AT&T on Monday outlined a three-year financial and strategic plan, following a challenge last month from activist investor Elliott Management, which had slammed numerous aspects of the telecom giant’s business and called for changes.
The plan and outlook came alongside AT&T’s third quarter earnings that included the addition of 101,000 net postpaid phone connections, compared to 67,000 a year prior, and 227,000 net prepaid additions. Including tablets and wearables, AT&T reported losing 217,000 net postpaid connections. Postpaid phone churn for the quarter was 0.95%.
Wireless service revenues in Q3 ticked up 0.7% to $13.93 billion, while overall mobile revenues were down by $34 million, or 0.2%, year over year. Wireless EBITDA was $7.75 billion.
As part of the strategic plan, AT&T Chairman and CEO Randall Stephenson will stay on through at least 2020, after which those two job roles will be separated within the company. Two new directors will join AT&T’s board over the next 18 months, replacing members that will depart.
AT&T plans to deliver between 1-2% revenue growth annually, and fully pay down its Time Warner acquisition debt by the end of 2022, while halting any major acquisitions. AT&T committed to 2022 earnings per share (EPS) of $4.50-4.80 and consistent stock buybacks. The company will continue to review its portfolio and sell off certain assets.
As part of its efforts to pay down debt, earlier this month AT&T said it would sell its operations in Puerto Rico and the U.S. Virgin Islands to Liberty Latin America for $1.95 billion, and this week announced a deal for about $1.1 billion in cash for Central European Media Enterprises broadcast operations, which AT&T acquired a majority stake in through its Time Warner acquisition.
In 2019, the company expects to close about $14 billion from asset sales to reduce debt, and in 2020 anticipates $5 billion - $10 billion from non-strategic assets, including the two aforementioned deals.
Speaking on the company’s third quarter earnings call, Stephenson did not completely rule out a sale of AT&T’s DirecTV satellite operations. While its mobile network has continued to see improvement, the company’s video side of the house is bleeding subscribers. In Q3, AT&T lost approximately 1.16 million premium video subscribers, including its U-Verse and DirecTV services, as well as an additional 195,000 OTT subscribers of its AT&T TV service.
AT&T is also gearing up to launch its HBO Max streaming service, with an investor day scheduled for tomorrow.
In a statement Stephenson said that objectives laid out today had been central to AT&T’s plans for “many months,” but “as you would expect, our thinking has also benefited from our engagement with our owners, including Elliott Management.”
Elliott Management took a $3.2 billion stake in AT&T and in an open letter called out some of the company’s strategic decisions and leadership moves, including its DirecTV acquisition and the appointment of WarnerMedia chief John Stankey to also serve as COO of the entire telecom and media company.
“I’ve found our engagement with Elliott to be constructive and helpful, and I look forward to continuing those conversations,” Stephenson added.
Elliott released a statement in support of AT&T’s announcement saying the steps “will create substantial and enduring shareholder value.”
“We have worked closely and collaboratively with management and the Board on the initiatives announced today,” said Elliott partner Jesse Cohn and associate portfolio manager Marc Steinberg. “It is clear to us that AT&T is committed to and accountable for creating shareholder value over the near- and long-term.”
Despite the announcements, some Wall Street analysts remained skeptical Monday.
“Overall, despite AT&T’s likely better than expected growth guidance over the longer term, we believe T will remain a ‘show me’ story on account of its past execution track record,” wrote the team at Barclays in a note to investors, pointing to steep video losses and misses on free cash flow.
Part of the forecast revenue increases call for at least 2% growth in wireless service revenues, expected to be driven by improved network quality and AT&T’s FirstNet public safety network.
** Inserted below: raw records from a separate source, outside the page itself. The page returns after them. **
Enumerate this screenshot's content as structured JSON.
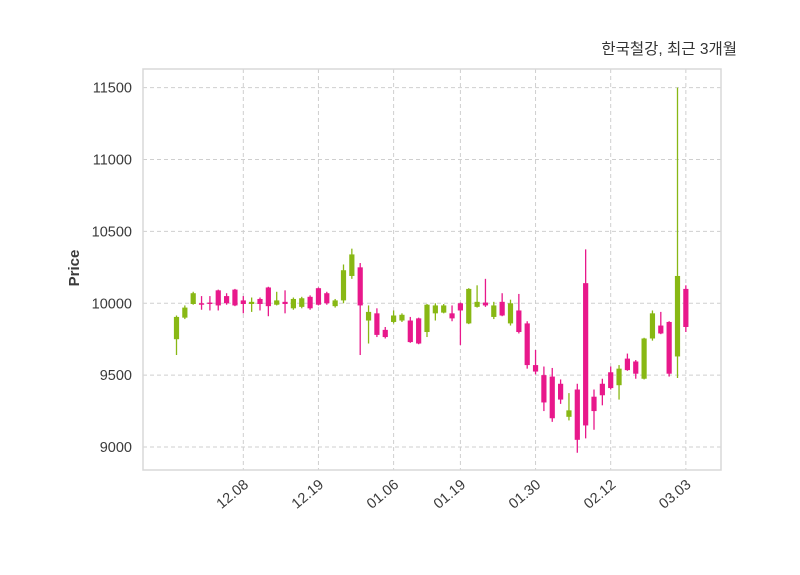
{
  "chart_data": {
    "type": "candlestick",
    "title": "한국철강, 최근 3개월",
    "ylabel": "Price",
    "ylim": [
      8840,
      11630
    ],
    "yticks": [
      9000,
      9500,
      10000,
      10500,
      11000,
      11500
    ],
    "xticks": [
      {
        "index": 8,
        "label": "12.08"
      },
      {
        "index": 17,
        "label": "12.19"
      },
      {
        "index": 26,
        "label": "01.06"
      },
      {
        "index": 34,
        "label": "01.19"
      },
      {
        "index": 43,
        "label": "01.30"
      },
      {
        "index": 52,
        "label": "02.12"
      },
      {
        "index": 61,
        "label": "03.03"
      }
    ],
    "grid": true,
    "legend": "none",
    "candle_columns": [
      "open",
      "high",
      "low",
      "close"
    ],
    "candles": [
      [
        9750,
        9915,
        9640,
        9905
      ],
      [
        9900,
        9985,
        9890,
        9970
      ],
      [
        9995,
        10080,
        9990,
        10070
      ],
      [
        10000,
        10050,
        9955,
        9990
      ],
      [
        10005,
        10050,
        9950,
        9995
      ],
      [
        10090,
        10095,
        9950,
        9985
      ],
      [
        10050,
        10070,
        9990,
        10000
      ],
      [
        10095,
        10100,
        9980,
        9985
      ],
      [
        10020,
        10050,
        9930,
        9995
      ],
      [
        9995,
        10040,
        9940,
        10010
      ],
      [
        10030,
        10040,
        9950,
        9995
      ],
      [
        10110,
        10115,
        9910,
        9980
      ],
      [
        9990,
        10080,
        9985,
        10020
      ],
      [
        10010,
        10090,
        9930,
        9995
      ],
      [
        9965,
        10040,
        9955,
        10030
      ],
      [
        9975,
        10045,
        9965,
        10035
      ],
      [
        10045,
        10055,
        9955,
        9965
      ],
      [
        10105,
        10110,
        9985,
        9990
      ],
      [
        10070,
        10080,
        9990,
        10000
      ],
      [
        9980,
        10030,
        9970,
        10020
      ],
      [
        10020,
        10270,
        10000,
        10230
      ],
      [
        10190,
        10380,
        10170,
        10340
      ],
      [
        10250,
        10280,
        9640,
        9985
      ],
      [
        9880,
        9985,
        9720,
        9940
      ],
      [
        9930,
        9965,
        9765,
        9780
      ],
      [
        9815,
        9835,
        9755,
        9765
      ],
      [
        9870,
        9950,
        9860,
        9915
      ],
      [
        9880,
        9930,
        9870,
        9920
      ],
      [
        9880,
        9905,
        9725,
        9730
      ],
      [
        9895,
        9900,
        9715,
        9720
      ],
      [
        9800,
        9995,
        9765,
        9990
      ],
      [
        9930,
        10000,
        9880,
        9985
      ],
      [
        9935,
        9995,
        9930,
        9985
      ],
      [
        9930,
        9985,
        9875,
        9895
      ],
      [
        10000,
        10005,
        9710,
        9950
      ],
      [
        9860,
        10105,
        9855,
        10100
      ],
      [
        9975,
        10125,
        9970,
        10010
      ],
      [
        10005,
        10170,
        9975,
        9985
      ],
      [
        9905,
        10010,
        9890,
        9985
      ],
      [
        10010,
        10070,
        9910,
        9915
      ],
      [
        9860,
        10025,
        9845,
        10000
      ],
      [
        9950,
        10065,
        9790,
        9800
      ],
      [
        9860,
        9875,
        9545,
        9570
      ],
      [
        9570,
        9675,
        9505,
        9525
      ],
      [
        9500,
        9560,
        9250,
        9310
      ],
      [
        9490,
        9550,
        9175,
        9200
      ],
      [
        9440,
        9470,
        9300,
        9330
      ],
      [
        9210,
        9375,
        9185,
        9255
      ],
      [
        9400,
        9440,
        8960,
        9050
      ],
      [
        10140,
        10375,
        9060,
        9150
      ],
      [
        9350,
        9400,
        9120,
        9250
      ],
      [
        9440,
        9475,
        9290,
        9360
      ],
      [
        9520,
        9560,
        9400,
        9410
      ],
      [
        9430,
        9570,
        9330,
        9545
      ],
      [
        9615,
        9650,
        9530,
        9535
      ],
      [
        9595,
        9605,
        9475,
        9510
      ],
      [
        9475,
        9760,
        9470,
        9755
      ],
      [
        9755,
        9950,
        9740,
        9930
      ],
      [
        9845,
        9940,
        9785,
        9790
      ],
      [
        9870,
        9875,
        9490,
        9510
      ],
      [
        9630,
        11500,
        9480,
        10190
      ],
      [
        10100,
        10125,
        9800,
        9835
      ]
    ],
    "colors": {
      "up": "#88b814",
      "down": "#e8188b",
      "grid": "#cfcfcf",
      "border": "#d8d8d8",
      "text": "#3a3a3a",
      "background": "#ffffff"
    }
  }
}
The company also expects adoption of 5G smartphones to boost equipment revenues and step-ups in data plans.
Separately, CFO John Stephens noted that in addition to strong performance from its prepaid Cricket wireless brand, AT&T now sees opportunity for growth in its reseller business that had been flat, in part due to additional spectrum capacity from FirstNet.
“We have a lot of capacity in this network now,” said Stephens, and now the company is looking to monetize that efficiently, including potential partnerships with cable MVNOs and other resellers.
In terms of investing in purchasing additional spectrum, the new plan won’t impact AT&T’s ability to do so, as spectrum acquisition needs will be “more than offset” by money brought in from cleaning up and divesting certain portfolio assets, Stephenson noted on the Monday call with investors.
Stephens couldn’t comment on millimeter wave spectrum, as it’s currently the quiet period for the FCC’s third high-band 5G spectrum auction, but reiterated that AT&T is certainly still interested in participating at future auctions, including C-band. That proceeding is still under consideration at the FCC and it remains to be seen when an auction will take place.